Cases in which accounts in Swiss banks were mentioned in Slovakia
1. The Branisko tunnel – Swiss investigators traced €2.5 million at accounts of banks in Switzerland allegedly deposited by nominees of the Slovak Democratic and Christian Union (SDKÚ) from the Slovak Road Administration. Allegedly these were bribes for enabling a Swiss consortium to participate in a supply of construction technologies for construction of the five-kilometre Branisko tunnel. The Slovak police were solving the case from 2004. Four years later they accused management of the Slovak Road Administration of economic crimes.
2. Sale of carbon credits – In 2008 nominees of the Slovak National Party (SNS) at the Environment Ministry sold Slovak excessive carbon dioxide quota to the company Interblue Group, which immediately sold them to Japan, earning €47 million. Influential people are said to be using the US-headquartered Interblue Group as a front. Later this shell company was cancelled and a new one established - in Switzerland. In this case occurs also HSBC bank when Interblue received money from the Japanese via its branch in Hong Kong. These transactions took place in December 2009, during the time when, according to HSBC, stricter rules for suspicious transactions were already valid.
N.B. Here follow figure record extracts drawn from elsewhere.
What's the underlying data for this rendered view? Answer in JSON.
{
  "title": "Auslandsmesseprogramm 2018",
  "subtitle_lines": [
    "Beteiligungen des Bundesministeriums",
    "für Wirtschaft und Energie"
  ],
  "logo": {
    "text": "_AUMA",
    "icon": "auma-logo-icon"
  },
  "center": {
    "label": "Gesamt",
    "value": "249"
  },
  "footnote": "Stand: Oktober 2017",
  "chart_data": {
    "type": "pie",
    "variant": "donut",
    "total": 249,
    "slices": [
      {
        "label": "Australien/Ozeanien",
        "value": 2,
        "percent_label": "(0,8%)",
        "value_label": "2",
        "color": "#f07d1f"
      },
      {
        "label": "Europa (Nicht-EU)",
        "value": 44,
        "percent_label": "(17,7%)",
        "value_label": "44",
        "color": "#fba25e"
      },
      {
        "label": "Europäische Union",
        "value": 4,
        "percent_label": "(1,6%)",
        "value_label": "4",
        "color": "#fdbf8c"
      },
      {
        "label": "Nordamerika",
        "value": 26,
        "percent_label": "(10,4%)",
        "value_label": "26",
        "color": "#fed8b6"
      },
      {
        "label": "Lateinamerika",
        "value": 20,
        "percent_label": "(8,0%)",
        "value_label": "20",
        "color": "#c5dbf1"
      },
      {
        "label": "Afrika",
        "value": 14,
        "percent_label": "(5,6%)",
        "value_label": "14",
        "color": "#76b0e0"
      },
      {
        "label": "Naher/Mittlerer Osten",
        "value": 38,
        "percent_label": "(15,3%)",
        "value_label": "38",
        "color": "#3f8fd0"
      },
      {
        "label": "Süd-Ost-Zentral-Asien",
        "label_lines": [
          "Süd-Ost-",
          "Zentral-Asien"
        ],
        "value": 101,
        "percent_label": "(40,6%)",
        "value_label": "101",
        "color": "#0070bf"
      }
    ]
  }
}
3. Money for SDKÚ – Swiss accounts with anonymous owners are mentioned also in the case of financing of the SDKÚ party. The party got rid of a debt of 22 million Slovak crowns and obtained additional 27 million crowns for its building on Medená street in Bratislava. It received the money from the Soul company. To finance the deal with SDKÚ, Soul took a loan from Credit Suisse while a woman named Irena Spoerry, with links to tax havens, guaranteed the loan.
Source: Sme
The leaked list includes 60 people with links to Slovakia.
Police said on February 10 that they will deal with the case only after they receive the information from foreign colleagues. Slovak tax offices have been investigating the case since February 9. By February 11 the National Crime Agency (NAKA) began to examine all published information.
“The unit has already contacted partners in Switzerland with a request for information about clients of HSBC,” Michal Slivka, Slovak police spokesman said as cited by the Sme daily. They have addressed also the HSBC offfice in London. They are also harmonising their steps with their Czech colleagues trying to get the list of Czech people with accounts in the bank in Switzerland.
The International Consortium of Investigative Journalists recently published information that HSBC Private Bank in Switzerland has accepted deposits of $102 billion from citizens of various countries, helping its customers to avoid their tax duties in their home countries. A total of 147 accounts of 60 clients containing $48.7 million in total had certain links to Slovakia but only six of them have a Slovak passport. The remaining accounts are of shell firms or are anonymous. The biggest client with the Slovak background had $10.5 million at the account, Sme wrote. No Slovak name has been published so far.
The Financial Administration first showed interest Monday when the case, involving data from 2006 and 2007, was made public.
“We will use all legal means to get data from Swiss Leaks,” said Financial Adminstration spokeswoman Patricia Macíková.
There are two paths to the data, according to Sme. The administration can either ask foreign journalists, who have the complete list of HSBC clients including Slovaks, for cooperation or ask French authorities, whom already posses the data, for help.
Available data indicates that HSBC opened the most suspicious accounts with links to Slovakia around 1998, at the outset of the second rule of the then prime minister Vladimír Mečiar when a period of wild privatisation was coming to an end, Sme wrote. In total 85 clients opened a suspicious account with links to Slovakia since 1975. Some were probably later closed because in 2006 HSBC registered only 60 clients with links to Slovakia. The most suspicious ‘Slovak’ accounts at HSBC were active in 2002, more than 40. At that time, during the second term of the then Prime Minister Mikuláš Dzurinda, Slovak electricity producer Slovenské Elektrárne, regional energy companies, water and gas utilities including SPP were being privatised. Later the activity on the accounts decreased and started to grow again in 2005 along with the approaching elections, won by Prime Minister Robert Fico’s Smer party, Sme wrote.
According to Interior Minister Robert Kaliňák, data directly from an official source would enable comparison with data of Slovak tax offices and put together the full mosaic.
“We will, of course, examine also information which will arrive to us as unverified, but relevant data could speed up a lot such things,” Kaliňák told the TA3 news channel.